In the embodiment illustrated, the plates have a hexagonal outer rim or edge, with three, discrete rectilinear edge surfaces 222, 224, 226 in adjoining sequence, whereby the included angle between edge surfaces 222 and 224 being 90 degrees and between edge surfaces 224 and 226 being 135 degrees; these surfaces 222, 224 and 226 enable butt or edge welding of ferromagnetic plates when magnetically secured to/by the jig 200. The two edge surface portions 226 and 228 which follow the rectilinear ones, have each a triangular notch or recess 227 and 229 in them, wherein the shape and height of the triangular indentations are different in sections 228 and 230; these partially recessed edge surfaces 228 and 230 can serve to accommodate / receive triangular or cylindrical rod material and secure, same in an arrangement that spans across the two pole extension plates 220; the included angle between the adjoining engagement surfaces 228 and 230 can be different to 90 degrees, and might be 120 or 60 degrees. In closing the perimeter of the pole plates 220, reference number 232 identifies a curved engagement edge surface that can be used to abut the jig 200 against cylindrical work pieces, such as steel pipes; the radius of curvature may be set to suit the specific pipe diameter to be secured / welded. One could describe the magnetic jig with its pole extension plates as providing a 'builders square ^* that enables two work pieces attached to the same jig 200 to be brought together in safe and geometrically aligned / fixed manner to perform the subsequent welding operation.

It will be appreciated that the specific contour of the engagement surfaces 222 to 232 and the number thereof at the extension pole members can be varied to suit, eg match the shape or contour of a specific work piece type, although a multi-purpose tool would have engagement surfaces contoured for the most common work piece geometries / contours, ie rectilinear and curved.

The welding jig 200 of fig. 5 has an additional 'grounding clamp' functionality for electric arc welding applications.
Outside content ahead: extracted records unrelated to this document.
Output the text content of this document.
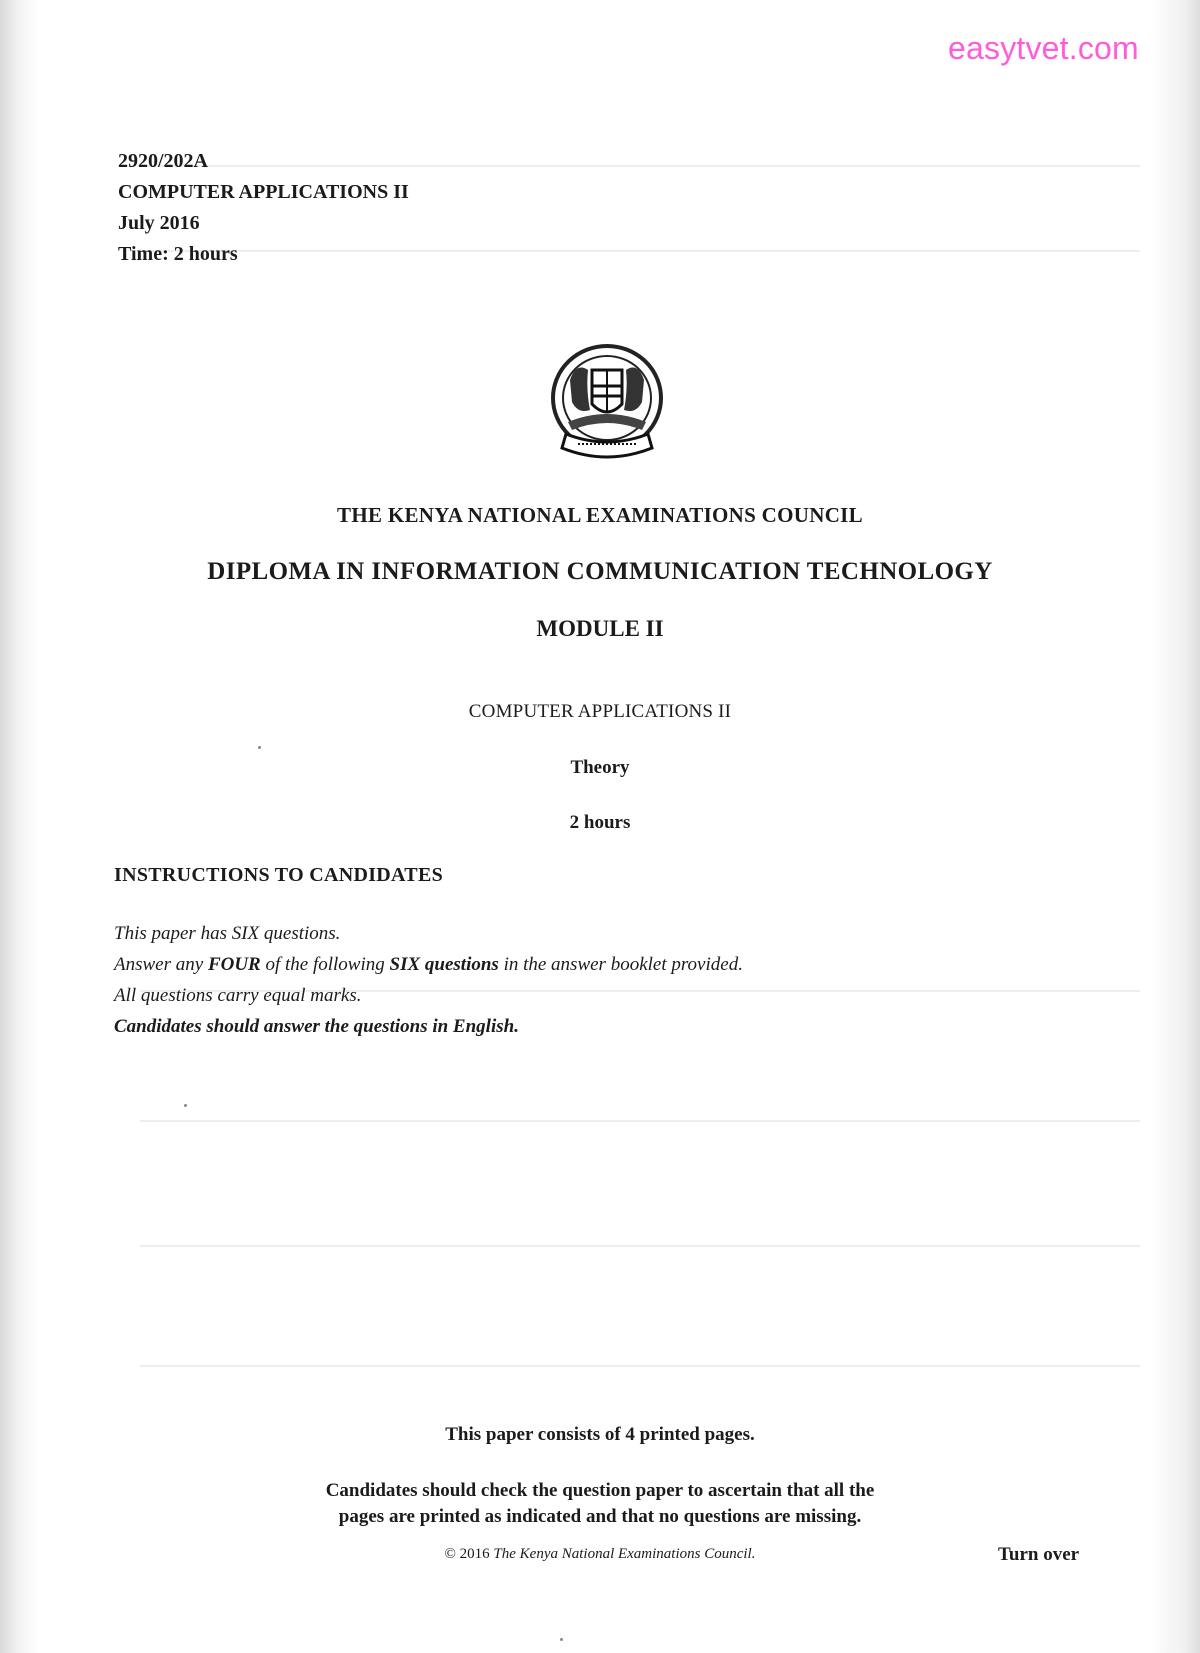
easytvet.com
2920/202A
COMPUTER APPLICATIONS II
July 2016
Time: 2 hours
THE KENYA NATIONAL EXAMINATIONS COUNCIL
DIPLOMA IN INFORMATION COMMUNICATION TECHNOLOGY
MODULE II
COMPUTER APPLICATIONS II
Theory
2 hours
INSTRUCTIONS TO CANDIDATES
This paper has SIX questions.
Answer any FOUR of the following SIX questions in the answer booklet provided.
All questions carry equal marks.
Candidates should answer the questions in English.
This paper consists of 4 printed pages.
Candidates should check the question paper to ascertain that all the
pages are printed as indicated and that no questions are missing.
© 2016 The Kenya National Examinations Council.	Turn over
To this end, a welding ground cable armature 250 made of copper or another conductive material is located in conductive engagement on the outer side (face) of one of the pole extension plates 220 and secured thereto by means of a welder's bolt 252 that extends through an appropriately sized through-hole in the plate. Bolt 252 is of such length as to span the gap between the facing parallel pole extension plates 220 and protrude with its terminal threaded end from the other side plate 220 where it is secured with a nut (not shown). To maximise electric conductivity along the grounding path provided by the armature 250 and minimise a current path across the ferromagnetic pole pieces of the Magswitch unit 110, an aluminium or copper tube 254 surrounds the shaft of bolt 252 and provides an additional, direct current bridge between the pole plates 220; tube is maintained in good contact with both plates 220 by appropriate tensioning of bolt 252.

Finally, it will also be noted that the pole extension plates 220 have each a number of through holes. These can serve to fasten additional or alternative elements to the magnetic tool /jig 220.